Com classe, poder e sabedoria, Maria Adelaide e Alfredo da Cunha são o centro de inúmeros eventos sociais e culturais onde gostam de recebem no Palácio de São Vicente os amigos mais próximos e os conhecidos influentes que convém ter por perto nas lides sociais e políticas do país. Com grandes saraus de demonstração pública onde as letras e o teatro tomam lugar em representações bem formatadas para receberem e mostrarem grandeza perante os outros, o casal mostra ser coeso, apaixonado e um exemplo a seguir perante o modo de vida da época.
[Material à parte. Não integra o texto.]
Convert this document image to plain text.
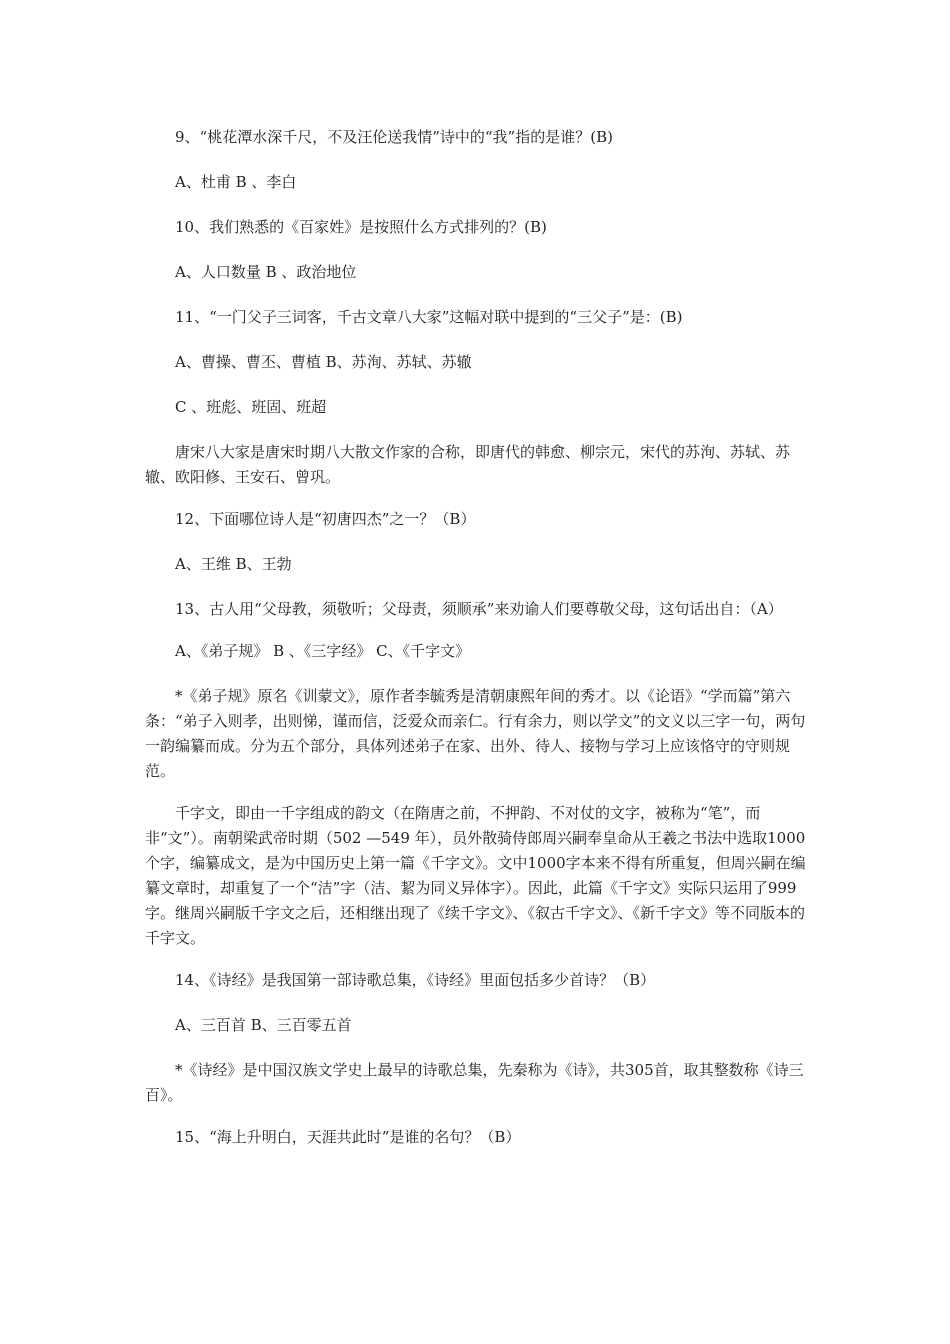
9、“桃花潭水深千尺，不及汪伦送我情”诗中的“我”指的是谁？(B)

A、杜甫 B 、李白

10、我们熟悉的《百家姓》是按照什么方式排列的？(B)

A、人口数量 B 、政治地位

11、“一门父子三词客，千古文章八大家”这幅对联中提到的“三父子”是：(B)

A、曹操、曹丕、曹植 B、苏洵、苏轼、苏辙

C 、班彪、班固、班超

唐宋八大家是唐宋时期八大散文作家的合称，即唐代的韩愈、柳宗元，宋代的苏洵、苏轼、苏辙、欧阳修、王安石、曾巩。

12、下面哪位诗人是“初唐四杰”之一？（B）

A、王维 B、王勃

13、古人用“父母教，须敬听；父母责，须顺承”来劝谕人们要尊敬父母，这句话出自：（A）

A、《弟子规》 B 、《三字经》 C、《千字文》

*《弟子规》原名《训蒙文》，原作者李毓秀是清朝康熙年间的秀才。以《论语》“学而篇”第六条：“弟子入则孝，出则悌，谨而信，泛爱众而亲仁。行有余力，则以学文”的文义以三字一句，两句一韵编纂而成。分为五个部分，具体列述弟子在家、出外、待人、接物与学习上应该恪守的守则规范。

千字文，即由一千字组成的韵文（在隋唐之前，不押韵、不对仗的文字，被称为“笔”，而非“文”）。南朝梁武帝时期（502 —549 年），员外散骑侍郎周兴嗣奉皇命从王羲之书法中选取1000个字，编纂成文，是为中国历史上第一篇《千字文》。文中1000字本来不得有所重复，但周兴嗣在编纂文章时，却重复了一个“洁”字（洁、絜为同义异体字）。因此，此篇《千字文》实际只运用了999字。继周兴嗣版千字文之后，还相继出现了《续千字文》、《叙古千字文》、《新千字文》等不同版本的千字文。

14、《诗经》是我国第一部诗歌总集，《诗经》里面包括多少首诗？（B）

A、三百首 B、三百零五首

*《诗经》是中国汉族文学史上最早的诗歌总集，先秦称为《诗》，共305首，取其整数称《诗三百》。

15、“海上升明白，天涯共此时”是谁的名句？（B）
Embora dada aos outros e mesmo perante a criadagem, Maria Adelaide sempre seguiu a linha que lhe estava pré-destinada, até ao dia em que se acabou por apaixonar pelo seu antigo motorista, Manuel Claro, uns bons anos mais novo. Deixando marido e filho para trás, esta senhora da alta sociedade não temeu a falta de liberdade da época, seguindo o caminho que o coração lhe indicou, perdendo a vida requintada e de luxos que sempre teve para aprender a ser uma cidadã comum que resolveu enfrentar uma mudança total a favor da sua vontade.
Desaparecendo da vista de todos e deixando tudo para trás, levando consigo o pouco que conseguiu, sem luxos e dinheiro, Maria Adelaide seguiu os passos de Manuel Claro, cuidando e entrando num mundo que não era o seu. Do Palácio de São Vicente para primeiramente as ruelas de Lisboa, seguindo-se as passagens pelas aldeias do Norte, este exemplo de mulher sem medos para a época enfrentou a mudança, resistindo aos avanços de quem a quis contrariar, mas o castigo chegou.
Pouco depois do seu desaparecimento familiar e social, Maria Adelaide é encontrada por Alfredo da Cunha, que através de buscas profissionais conseguiu encontrar a mãe do seu filho que para si não se encontrava no seu perfeito juízo. Com manobras de poder possíveis na altura, esta mulher foi internada no Conde Ferreira, no Porto, um manicómio onde entrou como louca. Louca por ter desistido de tudo e amar verdadeiramente um homem comum, sem ambições e com pouco para lhe dar em troca, a não ser um amor real que ultrapassou ao longo do tempo barreiras. O tempo passa, Maria Adelaide consegue nunca cair no pressuposto de enlouquecer e a vida vai seguindo com esta senhora presa numa casa de doidos e a sua paixão numa cadeia como autor de um rapto e violações que não aconteceram.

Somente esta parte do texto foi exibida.